Ironclads: Currier & Ives' Terrific Combat Between the Monitor 2 Guns & Merrimac 10 Guns, 1862

 Ironclads: Currier & Ives' Terrific Combat Between the Monitor 2 Guns & Merrimac 10 Guns, 1862

 

Thirty years to the day after a deck officer aboard Duke's RV Eastward noticed a curious, oblong tracing on a sonar recorder, members of the 1973 expedition that found the Union ironclad Monitor reunited in Beaufort, North Carolina. Their ranks have thinned over the decades, but, for those who gathered August 27 at the North Carolina Maritime Museum, recollections of their voyage into history were vivid and sharp.

The showing of rarely seen videotapes from that period jogged more than a few memory banks, especially in hairstyles (sideburns and shoulder-length locks) and faces then unlined by sea and sun. The videotapes, produced in the mid-1970s by High Point, North Carolina, television station WGHP, captured the spirit of adventure that dominated a series of post-discovery research visits to the Monitor site, sixteen miles off Cape Hatteras.

Robert E. Sheridan, professor of geology and geophysics at Rutgers University and author of a forthcoming book on the Monitor discovery, spoke fondly of his association with the Duke Marine Laboratory and the Eastward crew. Sheridan noted that John G. Newton, then marine superintendent at the Marine Lab, had invited him to join the venture. Also along for the 1973 voyage was Harold E. "Doc" Edgerton of MIT, the inventor of high-speed stroboscopic photography, and a young underwater archaeologist who would take his place among the best in his specialty, Gordon P. Watts.

Edgerton brought along his latest interest, side-scan sonar. It would be the crucial instrument for finding the Monitor, 220 feet down on the margin of the Gulf Stream. But precise navigation was even more vital. The Monitor was a small target, only 172 feet long, in a search area covering ninety-six square miles. Moreover, the ship had undergone an unknown amount of deterioration since its loss on December 31, 1862, while being towed to Beaufort, then occupied by federal troops. Once the vessel was found, no one wanted to risk losing it again.

A sixteen-year-old Duke sophomore, Cathryn Newton, John Newton's daughter, helped her father set up Del Norte navigation beacons. She remembers how the duo installed one of the devices near the top of Cape Hatteras Lighthouse. In the days before global positioning satellites, such radio beacons were among the most accurate means of fixing coordinates at sea.

Cathryn Newton, who went on to become a distinguished geologist, is today dean of arts and sciences at Syracuse University. Her father later left the Marine Lab to head the Monitor Research and Recovery Foundation in Norfolk, Virginia, site of the principal repository for the turret, engine, and other large artifacts later brought up from the ironclad.

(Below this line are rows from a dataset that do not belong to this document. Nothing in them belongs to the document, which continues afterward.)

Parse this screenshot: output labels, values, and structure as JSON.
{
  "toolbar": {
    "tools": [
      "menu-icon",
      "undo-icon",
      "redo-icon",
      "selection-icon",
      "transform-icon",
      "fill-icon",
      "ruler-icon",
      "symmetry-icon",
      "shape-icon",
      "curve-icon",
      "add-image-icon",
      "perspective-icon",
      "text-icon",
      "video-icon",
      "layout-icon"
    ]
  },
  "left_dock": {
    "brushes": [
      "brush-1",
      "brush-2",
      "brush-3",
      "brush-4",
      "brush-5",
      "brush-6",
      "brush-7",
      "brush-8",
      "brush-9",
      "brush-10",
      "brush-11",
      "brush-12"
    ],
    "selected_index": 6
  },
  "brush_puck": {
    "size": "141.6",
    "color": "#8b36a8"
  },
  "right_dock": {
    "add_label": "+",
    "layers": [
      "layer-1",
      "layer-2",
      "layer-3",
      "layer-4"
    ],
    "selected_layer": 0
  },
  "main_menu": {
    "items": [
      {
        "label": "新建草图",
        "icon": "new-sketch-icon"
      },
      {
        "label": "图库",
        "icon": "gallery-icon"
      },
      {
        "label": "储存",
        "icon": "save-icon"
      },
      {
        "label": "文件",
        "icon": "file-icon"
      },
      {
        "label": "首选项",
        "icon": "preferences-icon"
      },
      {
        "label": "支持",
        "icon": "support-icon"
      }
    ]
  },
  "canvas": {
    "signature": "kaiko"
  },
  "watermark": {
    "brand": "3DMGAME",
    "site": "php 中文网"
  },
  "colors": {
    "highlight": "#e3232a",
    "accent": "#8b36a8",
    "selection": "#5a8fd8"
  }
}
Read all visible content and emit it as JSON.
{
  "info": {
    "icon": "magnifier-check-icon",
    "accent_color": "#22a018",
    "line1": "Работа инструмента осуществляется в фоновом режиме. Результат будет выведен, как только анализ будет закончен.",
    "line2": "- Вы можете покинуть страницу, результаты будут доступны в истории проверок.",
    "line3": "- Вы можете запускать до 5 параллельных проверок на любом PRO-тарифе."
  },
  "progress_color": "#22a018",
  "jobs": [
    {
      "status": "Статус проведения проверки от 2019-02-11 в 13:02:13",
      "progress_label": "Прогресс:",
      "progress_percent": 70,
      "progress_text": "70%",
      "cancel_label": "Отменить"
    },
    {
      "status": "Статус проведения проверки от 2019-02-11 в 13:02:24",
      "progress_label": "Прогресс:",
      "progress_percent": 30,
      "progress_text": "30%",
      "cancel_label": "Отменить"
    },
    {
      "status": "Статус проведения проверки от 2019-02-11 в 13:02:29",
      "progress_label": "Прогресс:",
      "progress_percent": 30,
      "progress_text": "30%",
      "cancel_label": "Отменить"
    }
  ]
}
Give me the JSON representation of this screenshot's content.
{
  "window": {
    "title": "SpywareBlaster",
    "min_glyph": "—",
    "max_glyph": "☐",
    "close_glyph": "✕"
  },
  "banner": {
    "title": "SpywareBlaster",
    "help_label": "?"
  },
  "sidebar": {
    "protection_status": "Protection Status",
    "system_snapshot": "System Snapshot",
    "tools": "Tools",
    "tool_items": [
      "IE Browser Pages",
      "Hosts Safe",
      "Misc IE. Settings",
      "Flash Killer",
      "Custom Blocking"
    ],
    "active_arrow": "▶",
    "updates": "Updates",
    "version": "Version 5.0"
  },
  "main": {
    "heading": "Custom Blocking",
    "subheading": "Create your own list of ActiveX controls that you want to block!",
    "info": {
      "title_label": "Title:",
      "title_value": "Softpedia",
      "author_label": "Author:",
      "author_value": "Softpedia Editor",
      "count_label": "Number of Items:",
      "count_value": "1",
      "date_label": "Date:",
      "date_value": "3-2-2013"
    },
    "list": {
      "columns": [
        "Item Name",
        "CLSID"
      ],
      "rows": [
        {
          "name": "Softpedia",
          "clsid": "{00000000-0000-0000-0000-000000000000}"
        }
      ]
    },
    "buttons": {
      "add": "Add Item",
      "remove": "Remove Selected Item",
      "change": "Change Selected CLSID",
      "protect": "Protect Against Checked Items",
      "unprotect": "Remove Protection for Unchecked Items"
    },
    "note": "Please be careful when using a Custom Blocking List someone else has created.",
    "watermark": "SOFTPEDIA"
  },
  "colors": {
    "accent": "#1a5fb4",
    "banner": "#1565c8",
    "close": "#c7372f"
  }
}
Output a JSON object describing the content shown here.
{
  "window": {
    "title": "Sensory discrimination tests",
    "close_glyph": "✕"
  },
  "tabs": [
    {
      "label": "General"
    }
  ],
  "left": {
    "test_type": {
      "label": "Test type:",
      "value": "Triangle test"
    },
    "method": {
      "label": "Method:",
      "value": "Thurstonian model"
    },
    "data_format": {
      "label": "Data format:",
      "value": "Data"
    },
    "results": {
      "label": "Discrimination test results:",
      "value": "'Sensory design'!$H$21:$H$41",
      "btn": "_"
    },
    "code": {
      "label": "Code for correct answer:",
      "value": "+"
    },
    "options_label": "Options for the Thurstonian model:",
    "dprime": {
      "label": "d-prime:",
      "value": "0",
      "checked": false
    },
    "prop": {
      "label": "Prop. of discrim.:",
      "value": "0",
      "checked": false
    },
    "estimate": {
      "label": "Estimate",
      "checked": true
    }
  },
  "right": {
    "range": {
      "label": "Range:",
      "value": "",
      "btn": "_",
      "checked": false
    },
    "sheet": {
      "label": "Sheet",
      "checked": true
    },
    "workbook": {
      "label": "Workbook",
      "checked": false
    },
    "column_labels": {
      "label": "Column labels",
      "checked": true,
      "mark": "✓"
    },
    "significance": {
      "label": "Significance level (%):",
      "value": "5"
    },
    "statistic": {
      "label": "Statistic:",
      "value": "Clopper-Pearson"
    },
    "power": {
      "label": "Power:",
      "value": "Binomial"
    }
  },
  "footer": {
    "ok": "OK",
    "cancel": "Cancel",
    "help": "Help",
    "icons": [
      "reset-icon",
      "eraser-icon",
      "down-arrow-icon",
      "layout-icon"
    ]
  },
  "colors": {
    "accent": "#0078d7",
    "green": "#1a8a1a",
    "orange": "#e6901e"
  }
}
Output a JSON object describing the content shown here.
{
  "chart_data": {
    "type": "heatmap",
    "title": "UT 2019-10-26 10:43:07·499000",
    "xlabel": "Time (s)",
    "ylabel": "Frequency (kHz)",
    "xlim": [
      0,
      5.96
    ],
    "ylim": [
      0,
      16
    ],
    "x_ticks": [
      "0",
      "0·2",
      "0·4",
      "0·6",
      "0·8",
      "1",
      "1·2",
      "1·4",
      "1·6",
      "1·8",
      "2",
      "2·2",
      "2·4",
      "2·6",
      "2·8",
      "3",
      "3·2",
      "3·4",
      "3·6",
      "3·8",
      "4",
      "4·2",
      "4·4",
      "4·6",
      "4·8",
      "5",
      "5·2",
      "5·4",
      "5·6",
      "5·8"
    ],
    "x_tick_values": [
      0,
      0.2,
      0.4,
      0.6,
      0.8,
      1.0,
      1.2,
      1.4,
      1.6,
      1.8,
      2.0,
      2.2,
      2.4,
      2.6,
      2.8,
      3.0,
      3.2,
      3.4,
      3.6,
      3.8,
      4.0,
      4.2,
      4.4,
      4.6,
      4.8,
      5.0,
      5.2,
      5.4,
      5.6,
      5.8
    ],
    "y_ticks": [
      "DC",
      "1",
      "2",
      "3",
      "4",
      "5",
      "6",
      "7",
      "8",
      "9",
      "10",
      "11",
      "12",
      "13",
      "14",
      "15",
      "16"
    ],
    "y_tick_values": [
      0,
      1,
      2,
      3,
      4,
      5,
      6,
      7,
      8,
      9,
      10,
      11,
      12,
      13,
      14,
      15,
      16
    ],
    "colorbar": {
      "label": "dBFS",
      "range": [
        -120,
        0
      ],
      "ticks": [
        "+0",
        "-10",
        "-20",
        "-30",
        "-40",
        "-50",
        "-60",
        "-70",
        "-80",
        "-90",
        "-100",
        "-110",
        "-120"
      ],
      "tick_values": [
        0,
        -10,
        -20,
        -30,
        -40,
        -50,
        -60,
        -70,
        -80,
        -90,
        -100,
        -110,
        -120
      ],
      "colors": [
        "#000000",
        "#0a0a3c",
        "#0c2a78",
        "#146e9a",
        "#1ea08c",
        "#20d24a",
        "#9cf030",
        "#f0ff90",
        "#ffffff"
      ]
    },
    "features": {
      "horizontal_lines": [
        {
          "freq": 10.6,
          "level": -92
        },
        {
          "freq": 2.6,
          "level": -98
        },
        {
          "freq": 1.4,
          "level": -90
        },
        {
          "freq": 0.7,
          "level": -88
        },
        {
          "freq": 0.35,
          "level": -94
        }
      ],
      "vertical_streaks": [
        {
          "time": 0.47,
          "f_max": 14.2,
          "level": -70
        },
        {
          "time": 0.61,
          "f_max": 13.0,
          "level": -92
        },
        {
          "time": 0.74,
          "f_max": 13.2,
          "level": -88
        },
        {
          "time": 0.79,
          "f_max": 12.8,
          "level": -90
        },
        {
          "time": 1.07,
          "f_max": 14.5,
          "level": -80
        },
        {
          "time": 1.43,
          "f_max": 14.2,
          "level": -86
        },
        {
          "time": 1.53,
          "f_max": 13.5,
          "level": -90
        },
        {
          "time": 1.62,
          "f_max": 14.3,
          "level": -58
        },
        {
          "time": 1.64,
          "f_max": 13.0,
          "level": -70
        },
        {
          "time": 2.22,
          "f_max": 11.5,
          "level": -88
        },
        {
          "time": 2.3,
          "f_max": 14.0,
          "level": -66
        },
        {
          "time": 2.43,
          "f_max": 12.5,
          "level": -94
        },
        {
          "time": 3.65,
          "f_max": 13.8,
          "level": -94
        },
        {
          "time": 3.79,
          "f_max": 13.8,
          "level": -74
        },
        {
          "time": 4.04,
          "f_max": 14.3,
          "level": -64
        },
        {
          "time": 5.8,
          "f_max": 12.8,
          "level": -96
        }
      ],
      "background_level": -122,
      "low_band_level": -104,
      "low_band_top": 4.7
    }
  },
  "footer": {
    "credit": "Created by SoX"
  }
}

Although John Newton died in 1984, his presence at the thirtieth anniversary of the Monitor discovery was almost palpable for those who had worked with him. His research and organizational skills led not only to the discovery of a ship whose startling design and war-fighting capability changed naval thinking forever, but also to a gusher of worldwide publicity unlike any the university had seen.

On March 9, 2002, the 140th anniversary of the historic battle between the Monitor and the C.S.S. Virginia, a black granite memorial to John Newton's accomplishment was dedicated on the Beaufort waterfront. Joining with friends of Newton and his family, the university contributed to erecting the memorial to a man and his dream of discovery.